How many ways one could react to such news! He went through all the Kubler-Ross stages that night. Early, he could not believe it happened, reciting to me his avoidance of high risk activity, struggling to come to terms with this shocking news. He never really became angry, but there were moments of impulse and outburst, punctuated by severe anxiety and panic. He bargained; if only the laboratory samples had been mislabeled, how he would take care of his health. Finally, he moved into depression, a time of introspection and grieving before showing signs of starting to accept.

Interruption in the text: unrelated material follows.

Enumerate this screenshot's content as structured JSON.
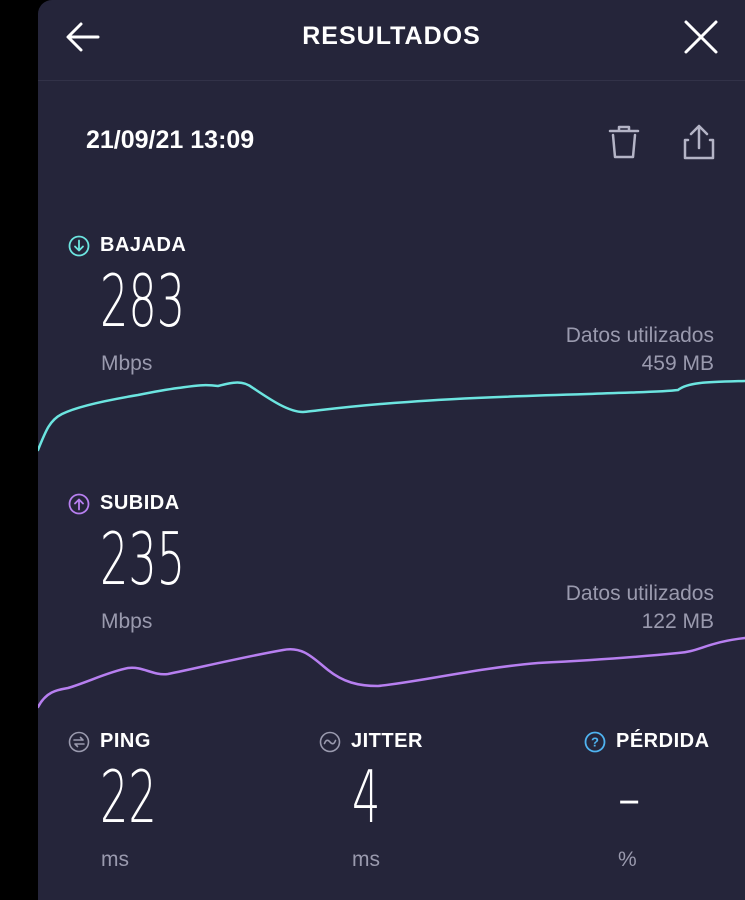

It was good for me to be involved in this patient's care. Although we see many patients with HIV, I'd never seen someone with a new diagnosis and facing the psychosocial burden that comes with it. It reminds us why we went into medicine, to care for people, not simply for their diseases.

Monday, June 01, 2009

The String Test

Confabulation is a fascinating symptom where someone forms false memories, perceptions, or beliefs of the self or the environment. A person with confabulation doesn't just have poor memory; they make up their memories. We have a patient on our service with possible Korsakoff syndrome, a late neuropsychiatric manifestation of chronic alcohol use leading to thiamine deficiency. The string test was amazing in identifying confabulation. The resident pretended to reach into his pocket and pull out a piece of string. He unfurled this imaginary string in front of the patient, saying "Now I have a piece of string here, can you tell me what color it is?" The patient looked at the expanse of air between the resident's hands and replied, "Well, I'm color blind, so it could be red or blue or white or black." It was one of the most amazing things I've seen this rotation.